NASA maps out all icy craters on Ceres

A long-held suspicion appears to be confirmed, as permanently shadowed regions have been found on the dwarf planet Ceres—meaning these areas could potentially be billion-year-old traps for water ice, according to NASA.

“The conditions on Ceres are right for accumulating deposits of water ice,” said Norbert Schorghofer, a Dawn guest investigator at the University of Hawaii at Manoa. “Ceres has just enough mass to hold on to water molecules, and the permanently shadowed regions we identified are extremely cold — colder than most that exist on the moon or Mercury.”

As the name implies, a permanently shadowed region receives no direct sunlight, being located on crater floors and similar areas. Of course, they still can receive indirect sunlight—but not all that much, as the temperature often hovers below minus 240 degrees Fahrenheit (minus 151 degrees Celsius). Because of this, permanently shadowed areas can be cold traps, meaning they’re good places for water ice to gather and remain stable.

Ceres findings confirm previous predictions

The existence of such traps on Ceres was predicted, but none had been discovered until now, when Schorghofer and his team took a hard look at Ceres’ northern hemisphere.
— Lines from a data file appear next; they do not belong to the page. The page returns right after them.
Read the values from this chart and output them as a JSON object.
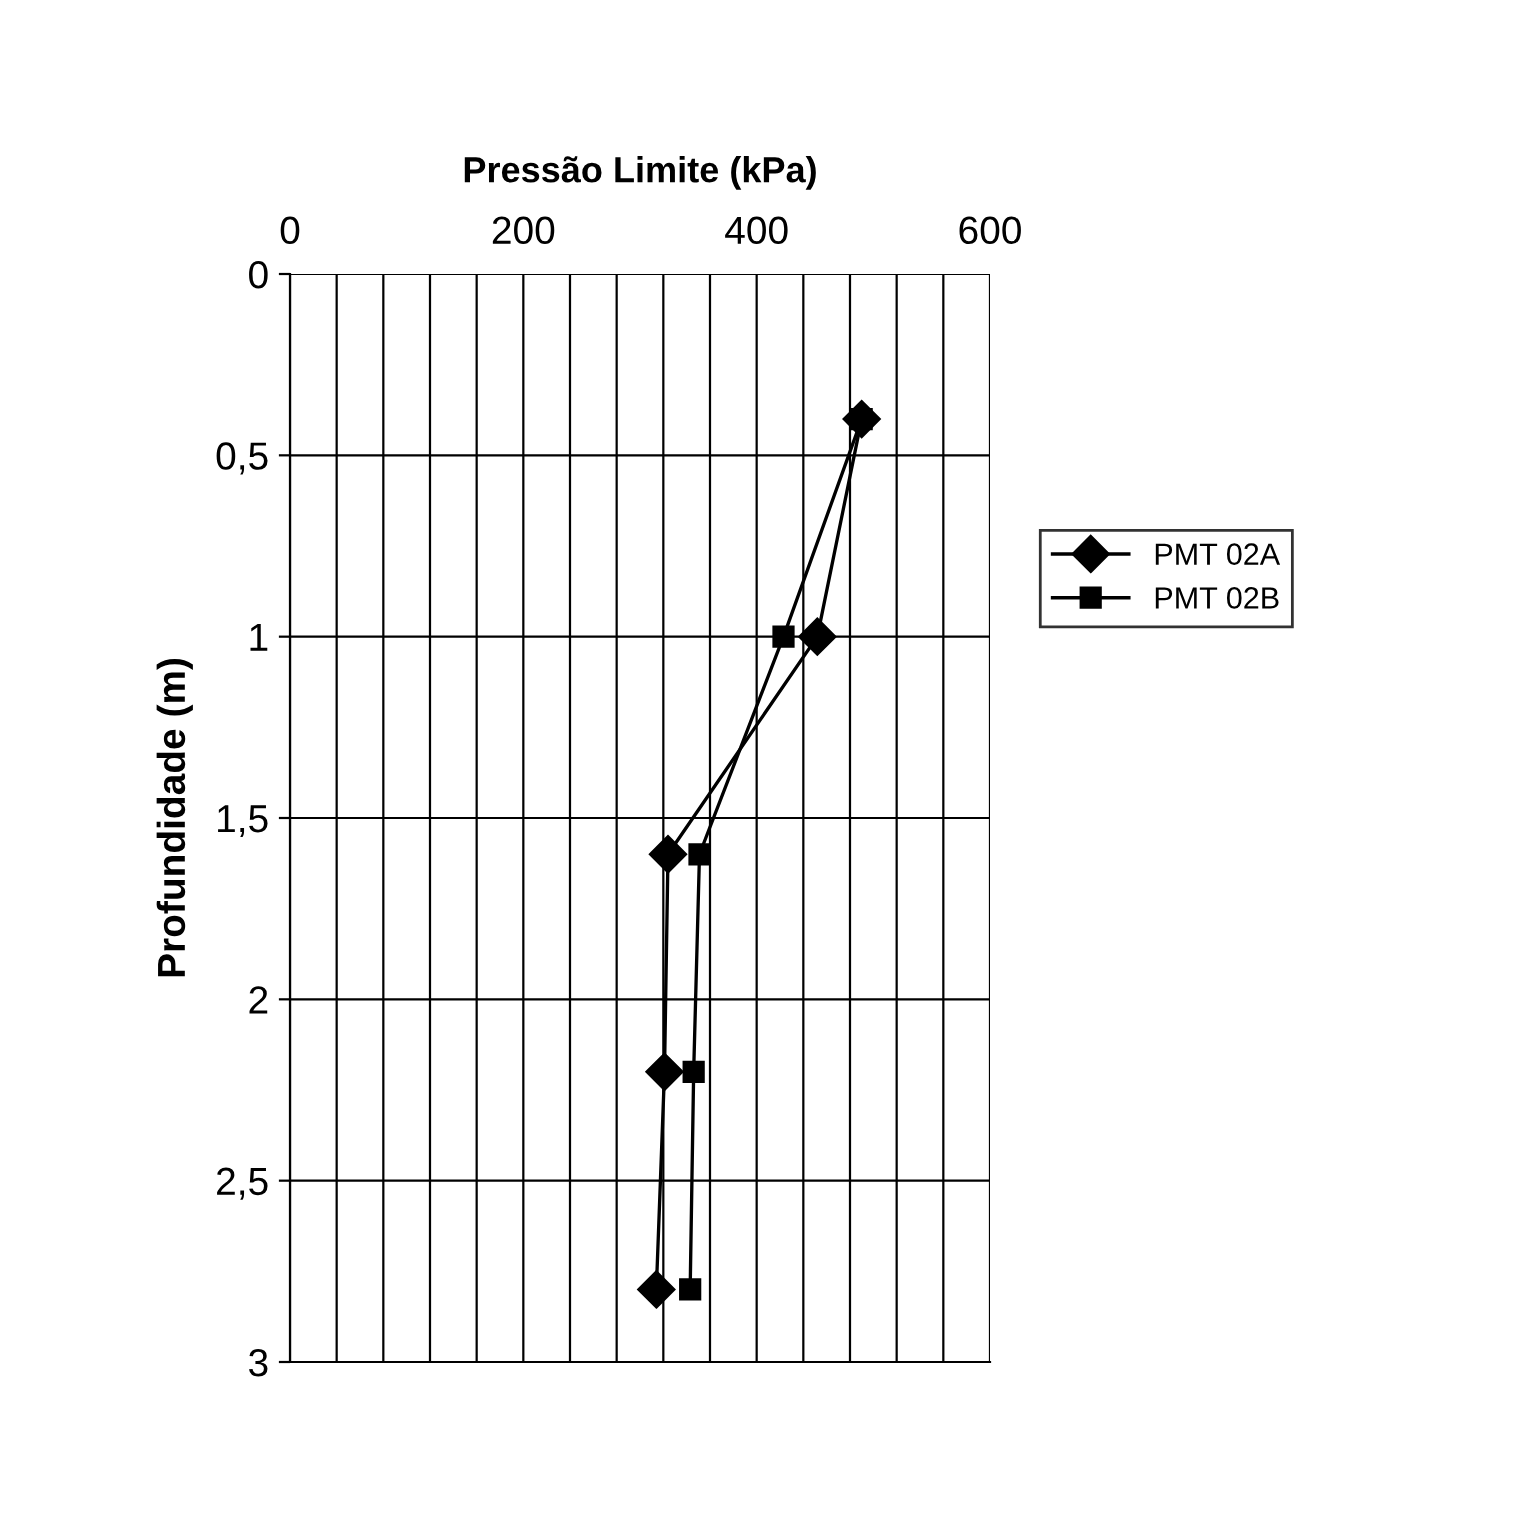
{
  "chart_data": {
    "type": "line",
    "xlabel": "Pressão Limite (kPa)",
    "ylabel": "Profundidade (m)",
    "xlim": [
      0,
      600
    ],
    "ylim": [
      3,
      0
    ],
    "xticks": [
      0,
      {
        "value": 40,
        "label": null
      },
      {
        "value": 80,
        "label": null
      },
      {
        "value": 120,
        "label": null
      },
      {
        "value": 160,
        "label": null
      },
      200,
      {
        "value": 240,
        "label": null
      },
      {
        "value": 280,
        "label": null
      },
      {
        "value": 320,
        "label": null
      },
      {
        "value": 360,
        "label": null
      },
      400,
      {
        "value": 440,
        "label": null
      },
      {
        "value": 480,
        "label": null
      },
      {
        "value": 520,
        "label": null
      },
      {
        "value": 560,
        "label": null
      },
      600
    ],
    "yticks": [
      0,
      {
        "value": 0.5,
        "label": "0,5"
      },
      1,
      {
        "value": 1.5,
        "label": "1,5"
      },
      2,
      {
        "value": 2.5,
        "label": "2,5"
      },
      3
    ],
    "grid": true,
    "legend": "right",
    "series": [
      {
        "name": "PMT 02A",
        "color": "#000000",
        "marker": "diamond",
        "x": [
          490,
          452,
          324,
          321,
          314
        ],
        "values": [
          0.4,
          1.0,
          1.6,
          2.2,
          2.8
        ]
      },
      {
        "name": "PMT 02B",
        "color": "#000000",
        "marker": "square",
        "x": [
          490,
          423,
          351,
          346,
          343
        ],
        "values": [
          0.4,
          1.0,
          1.6,
          2.2,
          2.8
        ]
      }
    ]
  }
}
After combining images taken by the Dawn spacecraft to create a depiction of the dwarf planet’s shape and features in three dimensions, a sophisticated computer model was able to determine which areas received direct sunlight, how much solar radiation reached the dwarf planet’s surface, and how conditions change with time, according to a study in Geophysical Research Letters.

The model found that there are dozens of permanently shadowed regions across Ceres’ northern hemisphere, which only occupy a small portion of the surface—some 695 square miles. But these dark spaces are extraordinarily cold, even colder than similar ones found on Mercury or the moon, which are closer to the sun (although Mercury is a closer approximation).

“On Ceres, these regions act as cold traps down to relatively low latitudes,” said Erwan Mazarico, a Dawn guest investigator. “On the moon and Mercury, only the permanently shadowed regions very close to the poles get cold enough for ice to be stable on the surface.”

According to the recent research, about one of every thousand water molecules generated on Ceres’ surface ends up in a cold trap within one Ceres’ year (1,682 days), meaning small but detectable ice deposits build up every 100,000 years or so.

“While cold traps may provide surface deposits of water ice as have been seen at the moon and Mercury, Ceres may have been formed with a relatively greater reservoir of water,” said Chris Russell, principal investigator of the Dawn mission, based at the University of California, Los Angeles. “Some observations indicate Ceres may be a volatile-rich world that is not dependent on current-day external sources.”